Muchas eran las opiniones de disconformidad al salir de la proyección de “Godzilla”, debido principalmente a que nuestro gigantesco amigo no irrumpe en pantalla hasta casi pasada una hora. Probablemente tantos excesos han acabado por atrofiar el paladar del espectador, ya que “Godzilla” es trepidante durante cada minuto de su metraje sin necesidad de acudir a la pirotecnia habitual. No deja de resultar maravilloso encontrarse blockbusters tan precisos y preciosos en su acabado. “Godzilla” tiene sus buenas dosis de destrucción, sus momentos trepidantes y todo lo que se le puede exigir a una película que tiene como protagonista a especie de terápodo de más de cien metros de altura, pero también es oscura y elegante. También abraza a la criatura como lo que es: una leyenda. Y toda leyenda ha de estar revestida del adecuado misticismo.

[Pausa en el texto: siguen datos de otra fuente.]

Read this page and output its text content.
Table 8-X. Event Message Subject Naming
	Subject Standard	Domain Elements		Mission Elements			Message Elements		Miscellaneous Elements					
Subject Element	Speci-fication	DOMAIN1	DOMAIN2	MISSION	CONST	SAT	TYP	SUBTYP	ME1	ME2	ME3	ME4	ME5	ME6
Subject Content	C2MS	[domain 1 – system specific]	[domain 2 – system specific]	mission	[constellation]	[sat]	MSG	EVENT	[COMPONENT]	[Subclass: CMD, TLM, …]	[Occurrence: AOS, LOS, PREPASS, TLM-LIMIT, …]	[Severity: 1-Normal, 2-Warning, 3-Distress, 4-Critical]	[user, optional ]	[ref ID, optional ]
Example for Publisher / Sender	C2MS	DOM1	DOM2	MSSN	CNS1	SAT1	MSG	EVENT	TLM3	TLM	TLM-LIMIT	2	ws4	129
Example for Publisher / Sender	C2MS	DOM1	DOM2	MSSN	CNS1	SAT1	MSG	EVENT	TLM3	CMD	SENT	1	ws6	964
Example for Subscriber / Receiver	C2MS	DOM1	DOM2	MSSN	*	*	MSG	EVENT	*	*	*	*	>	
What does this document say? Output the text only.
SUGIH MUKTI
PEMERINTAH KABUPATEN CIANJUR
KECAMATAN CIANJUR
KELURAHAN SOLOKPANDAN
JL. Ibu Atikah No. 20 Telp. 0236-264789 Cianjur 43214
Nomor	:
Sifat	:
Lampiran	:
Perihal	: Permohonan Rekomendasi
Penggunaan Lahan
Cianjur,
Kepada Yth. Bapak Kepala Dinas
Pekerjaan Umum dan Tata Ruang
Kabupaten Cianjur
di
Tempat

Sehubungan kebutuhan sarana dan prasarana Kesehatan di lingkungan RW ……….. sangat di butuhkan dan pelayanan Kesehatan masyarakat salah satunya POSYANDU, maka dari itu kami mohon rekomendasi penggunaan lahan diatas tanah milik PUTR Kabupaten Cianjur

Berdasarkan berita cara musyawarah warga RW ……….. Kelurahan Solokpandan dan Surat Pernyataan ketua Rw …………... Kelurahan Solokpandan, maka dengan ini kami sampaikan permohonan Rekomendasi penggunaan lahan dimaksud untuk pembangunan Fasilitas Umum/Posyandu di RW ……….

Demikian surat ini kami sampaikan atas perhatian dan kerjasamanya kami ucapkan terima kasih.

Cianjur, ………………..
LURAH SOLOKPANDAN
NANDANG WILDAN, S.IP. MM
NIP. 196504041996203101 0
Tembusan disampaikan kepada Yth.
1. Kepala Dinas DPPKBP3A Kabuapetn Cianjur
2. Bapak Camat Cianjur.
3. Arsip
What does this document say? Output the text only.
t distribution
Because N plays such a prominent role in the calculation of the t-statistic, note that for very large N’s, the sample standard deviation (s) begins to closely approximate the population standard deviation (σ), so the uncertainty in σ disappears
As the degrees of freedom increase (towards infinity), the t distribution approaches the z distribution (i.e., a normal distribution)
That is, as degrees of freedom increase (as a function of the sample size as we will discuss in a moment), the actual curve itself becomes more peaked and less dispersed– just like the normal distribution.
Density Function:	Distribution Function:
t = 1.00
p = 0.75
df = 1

Gareth Edwards se ponía a los mandos de tamaña empresa llegando directamente desde el mundo del cine indie. Allí triunfó con el intimismo y la oscuridad de “Monsters”. Ahora, con todas las miradas clavadas en su nuca, el director ha mostrado el aplomo de los más grandes con una fidelidad absoluta a los principios que rigen su cine. No busca conquistar solamente a nuestras retinas. Sus objetivos son nuestros cinco sentidos. Sirva como ejemplo la partitura de Alexander Desplat, muy lejos del mesianismo musical propio de los compositores en este tipo de cintas. Esto no es ruido y explosiones, amigos. Esto es música y suspense.
Pero no todo es perfecto en “Godzilla”. Hablar de un reparto compuesto por Bryan Cranston, Aaron Taylor-Johnson, Elizabeth Olsen, Juliette Binoche o Ken Watabe augura cosas mejores que las que nos ofrece la plantilla del filme. Si bien todos están correctos dentro de su rol, el problema viene de más arriba. Ninguno de los personajes de la cinta disfruta del desarrollo apropiado, prescindiendo además del más dibujado de ellos de forma demasiado prematura. Sin animo de hacer spoilers, el guión de “Godzilla” tiene la torpeza de dejarnos sin el metrónomo dramático de la cinta cuando más entusiasmados estamos. Por suerte el testigo lo recoge el bueno del animalito pocos minutos después, ayudándonos a encontrar de nuevo el camino cuando más perdidos estamos.
Así las cosas, “Godzilla” irrumpe en nuestras carteleras con apariencia de blockbuster veraniego, pero con esencia de cine del bueno. No se dejen engañar por los yonkis de la adrenalina. “Godzilla” es la superproducción que habría rodado Spielberg y con secuencias que habría firmado el mismísimo Hitchcock. Pero, sobre todo, “Godzilla” es la cinta que amaríamos eternamente si nos hubiese pillado de niños.